Netflix’s new documentary Murder Among the Mormons is looking into the infamous Salt Lake City bombings which killed two people and left another injured in 1985.
But behind the devastating case is a much larger story which relates to a forged Mormon Church document known as the Salamander Letter.
So, what was it? And what was it about?
Here’s everything you need to know about the Salamander letter mentioned in Murder Among the Mormons.
What is the White Salamander letter?
Discovered in the mid-1980s, the Salamander letter was a controversial document about the history of the Latter Day Saints – a collection of independent church groups who traced their origins to a Christian Restorationist movement founded by Mormon leader Joseph Smith in the late 1820s.
It was supposedly written by Martin Harris to W. W. Phelps, who was an early convert in the Latter Day Saint movement.
The letter in question presented a view of Latter Day Saints founder Joseph Smith’s life which contradicted the commonly accepted version of the early progression of the church he established.
As Richard E. Turley Jr., a former assistant church historian, says in Murder Among the Mormons, the letter “gave a far different story of the church’s earliest roots” by taking the “context of Christian-familiar terms like ‘angels'” and relating them “towards a kind of folk magic context” – something the church wanted to stay away from.
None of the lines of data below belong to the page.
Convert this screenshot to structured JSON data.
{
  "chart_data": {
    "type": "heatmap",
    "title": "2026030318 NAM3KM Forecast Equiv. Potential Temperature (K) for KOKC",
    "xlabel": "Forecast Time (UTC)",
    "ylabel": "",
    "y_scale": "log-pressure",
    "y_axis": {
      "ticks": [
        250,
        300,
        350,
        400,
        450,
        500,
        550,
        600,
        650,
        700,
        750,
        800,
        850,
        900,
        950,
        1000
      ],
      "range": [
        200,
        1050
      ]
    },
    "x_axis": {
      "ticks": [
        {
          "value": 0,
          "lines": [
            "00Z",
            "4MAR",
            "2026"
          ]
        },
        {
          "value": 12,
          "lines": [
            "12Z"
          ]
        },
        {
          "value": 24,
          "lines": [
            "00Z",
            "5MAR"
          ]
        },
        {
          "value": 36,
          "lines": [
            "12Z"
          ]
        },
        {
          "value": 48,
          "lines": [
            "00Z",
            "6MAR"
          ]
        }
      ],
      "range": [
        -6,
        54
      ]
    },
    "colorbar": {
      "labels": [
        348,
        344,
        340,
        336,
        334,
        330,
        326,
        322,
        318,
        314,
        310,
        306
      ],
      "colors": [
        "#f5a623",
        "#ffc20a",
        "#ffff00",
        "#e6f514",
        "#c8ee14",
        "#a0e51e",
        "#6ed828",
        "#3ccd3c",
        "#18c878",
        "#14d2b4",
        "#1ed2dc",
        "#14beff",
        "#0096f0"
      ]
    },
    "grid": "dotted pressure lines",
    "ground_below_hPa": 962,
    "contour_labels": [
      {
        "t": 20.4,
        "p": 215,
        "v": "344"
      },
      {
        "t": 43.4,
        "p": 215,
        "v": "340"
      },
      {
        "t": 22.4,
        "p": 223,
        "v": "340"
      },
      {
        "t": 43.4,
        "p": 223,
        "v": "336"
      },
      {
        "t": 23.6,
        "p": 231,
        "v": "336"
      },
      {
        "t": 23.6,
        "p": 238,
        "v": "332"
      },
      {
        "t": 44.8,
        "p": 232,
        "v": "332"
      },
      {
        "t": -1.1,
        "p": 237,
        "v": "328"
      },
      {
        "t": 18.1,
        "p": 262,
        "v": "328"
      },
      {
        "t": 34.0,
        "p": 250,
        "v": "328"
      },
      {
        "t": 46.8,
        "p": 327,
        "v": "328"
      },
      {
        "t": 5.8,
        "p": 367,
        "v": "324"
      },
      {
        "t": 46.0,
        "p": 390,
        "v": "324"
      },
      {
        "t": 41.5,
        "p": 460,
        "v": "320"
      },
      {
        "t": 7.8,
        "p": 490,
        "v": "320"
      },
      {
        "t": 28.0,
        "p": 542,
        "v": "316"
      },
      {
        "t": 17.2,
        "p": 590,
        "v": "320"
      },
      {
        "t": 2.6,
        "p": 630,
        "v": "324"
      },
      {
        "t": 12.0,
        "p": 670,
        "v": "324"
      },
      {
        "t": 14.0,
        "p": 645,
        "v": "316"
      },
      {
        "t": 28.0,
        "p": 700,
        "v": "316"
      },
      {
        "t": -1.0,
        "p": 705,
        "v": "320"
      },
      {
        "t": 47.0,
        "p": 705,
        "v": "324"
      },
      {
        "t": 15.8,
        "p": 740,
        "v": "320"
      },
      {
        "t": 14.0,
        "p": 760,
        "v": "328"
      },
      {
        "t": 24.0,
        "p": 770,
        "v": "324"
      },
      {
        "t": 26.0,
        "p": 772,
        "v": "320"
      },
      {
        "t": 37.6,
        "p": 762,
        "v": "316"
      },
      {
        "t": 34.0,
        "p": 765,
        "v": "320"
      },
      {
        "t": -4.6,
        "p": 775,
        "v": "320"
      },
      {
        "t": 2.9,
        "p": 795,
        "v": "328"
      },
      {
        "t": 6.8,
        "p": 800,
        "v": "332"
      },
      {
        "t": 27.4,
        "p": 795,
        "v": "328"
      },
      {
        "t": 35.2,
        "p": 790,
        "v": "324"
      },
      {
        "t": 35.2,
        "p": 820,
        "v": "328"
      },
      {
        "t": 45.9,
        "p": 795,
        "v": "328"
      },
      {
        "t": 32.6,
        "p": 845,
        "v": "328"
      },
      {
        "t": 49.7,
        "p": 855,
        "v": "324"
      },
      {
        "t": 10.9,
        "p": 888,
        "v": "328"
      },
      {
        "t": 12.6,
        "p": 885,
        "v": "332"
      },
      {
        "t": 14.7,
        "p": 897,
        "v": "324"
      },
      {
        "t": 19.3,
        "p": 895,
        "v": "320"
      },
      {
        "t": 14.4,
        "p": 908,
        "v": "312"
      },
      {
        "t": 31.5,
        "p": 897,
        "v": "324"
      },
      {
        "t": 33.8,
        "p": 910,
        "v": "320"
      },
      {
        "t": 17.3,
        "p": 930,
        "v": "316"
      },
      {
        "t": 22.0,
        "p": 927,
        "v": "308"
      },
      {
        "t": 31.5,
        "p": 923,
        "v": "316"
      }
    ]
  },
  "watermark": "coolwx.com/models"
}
The Salamander letter has generated much discussion inside and outside of the Mormon church.
While it was authenticated and accepted by some experts, it was still rejected by others and begrudged by the church as a document forged solely for the purpose of hurting the church.
Kenneth W. Rendell, a prominent dealer of historic papers and founder of the The International Museum of World War II, initially gave credence to the Salamander letter, saying: “There is no indication that the document is a forgery” as the ink, paper and postmark were all consistent with the period.
However, the letter was later found to be a forgery created by Mark Hofmann – a known document dealer and forger – leading Rendell to change his conclusion. He stated that while there was “the absence of any indication of forgery in the letter itself, there was also no evidence that it was genuine”.
Hofmann was responsible for the Salt Lake City bombings, which he carried out in an attempt to cover up his deceit. He’d previously promised sales of another document, known as the McLellin Collection, but wasn’t able to meet the agreement so started constructing bombs to buy some time.
He confessed after being hospitalised for injuries sustained from one of his bombs, which ultimately put him in the picture as a suspect.
Hofmann pleaded guilty to two counts of murder and two counts of theft by deception. He’s currently serving life in prison.